Первую половину дня вожусь с заказом. После обеда готовлю на вечер ужин, так как его величество приедет сразу после работы, а это означает то, что он будет голоден. Я не монстр, еды мне не жалко. Варю кастрюлю свежего компота для Ильюши. Убираю что-то по мелочи и начинаю планомерно готовиться к предстоящей ночи. И нет, не с Лешей.
Раз уж отец семейства решил заниматься сыном, вот пусть и занимается.

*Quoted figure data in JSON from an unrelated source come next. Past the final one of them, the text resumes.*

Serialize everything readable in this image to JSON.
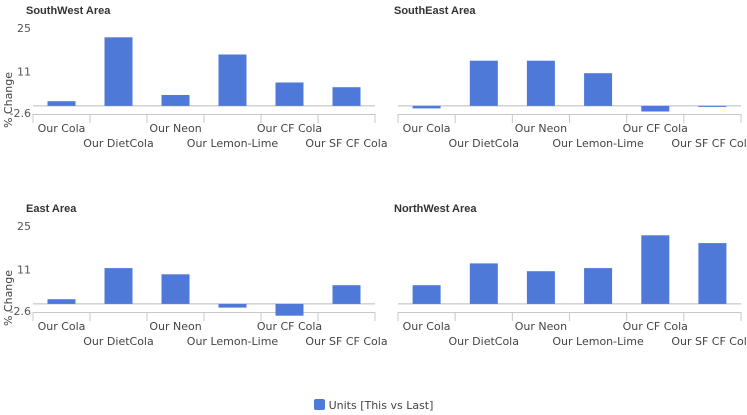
{
  "chart_data": {
    "type": "bar",
    "ylabel": "% Change",
    "yticks": [
      -2.6,
      11,
      25
    ],
    "ylim": [
      -2.6,
      25
    ],
    "categories": [
      "Our Cola",
      "Our DietCola",
      "Our Neon",
      "Our Lemon-Lime",
      "Our CF Cola",
      "Our SF CF Cola"
    ],
    "series_name": "Units [This vs Last]",
    "color": "#4e79d8",
    "panels": [
      {
        "title": "SouthWest Area",
        "values": [
          1.5,
          22,
          3.5,
          16.5,
          7.5,
          6
        ]
      },
      {
        "title": "SouthEast Area",
        "values": [
          -0.8,
          14.5,
          14.5,
          10.5,
          -1.8,
          -0.2
        ]
      },
      {
        "title": "East Area",
        "values": [
          1.5,
          11.5,
          9.5,
          -1.2,
          -3.8,
          6
        ]
      },
      {
        "title": "NorthWest Area",
        "values": [
          6,
          13,
          10.5,
          11.5,
          22,
          19.5
        ]
      }
    ],
    "legend": {
      "position": "bottom-center"
    }
  }
}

А я схожу развеюсь. Все равно ночью они будут спать, а вот мне подобным заниматься совсем не обязательно. Тем более что мне это необходимо и довольно давно. Усталость накапливается, и не только физическая. Хочется расслабить голову и просто уйти в отрыв, пусть всего лишь на пару часов, но… Уж лучше так, чем ничего. Ибо сестра задерживается и, бог его знает, когда вернется, а к тому времени я окончательно озверею.
Так как выгул дело редкое, к нему я готовлюсь долго, нудно и тщательно. Выбрав симпатичный комплект белья, отутюживаю себе не лишенное вызова короткое красное платье. Достаю свои давнишние на подобный случай ботфорты с молнией сзади. И думаю, что бы себе эдакое сотворить на голове. И вязну в этой подготовительной работе аж до времени, когда нужно забирать ребенка из сада.

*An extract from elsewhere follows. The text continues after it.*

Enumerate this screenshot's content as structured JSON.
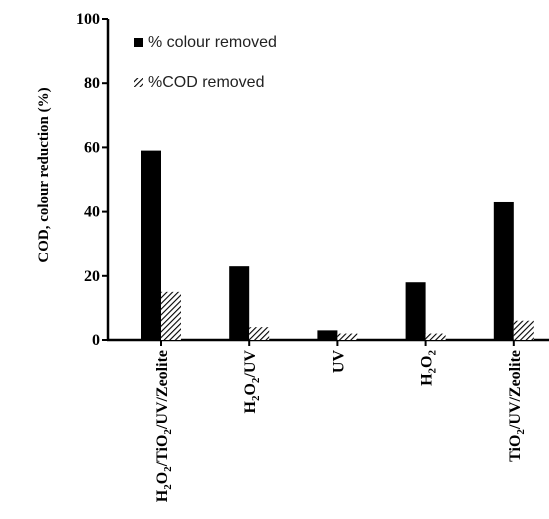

Забрав, накормив и выслушав рассказы Ильи, решаю отправиться в ванную, где довольно долго полирую свое тело. А когда начинаю заниматься волосами, причина моего неспокойствия объявляется. И не в самом радушном настроении. Еще и куда позже, чем обещал сыну. Я же неспешно орудую феном. А после берусь за плойку и начинаю накручивать себе крупные локоны. Дитеныш резвится и прыгает вокруг меня. Пытается помочь и, если уж быть честной, то скорее как раз мешает, но я люблю, когда он такой, потому не обращаю внимания.
Леша же молчит. Полулежит на неразобранном диване и наблюдает. Очень недобрым взглядом. Буквально испепеляет отглаженное платье, что разложено на кресле. А чулки вообще впали в откровенную немилость, покоясь недалеко от его тела. Про подвязки, что лежат там же, я и вовсе промолчу. Мне кажется, что была бы его воля, он бы с радостью их покромсал. Садистски и не скрывая собственного удовольствия. Что служит причиной его не радужного настроения спрашивать не охота. Ну, мало ли что могло случиться? Возможно, на работе что-то неладно или с женушкой поцапался. Мне-то какое дело?.. Никакого. Почти.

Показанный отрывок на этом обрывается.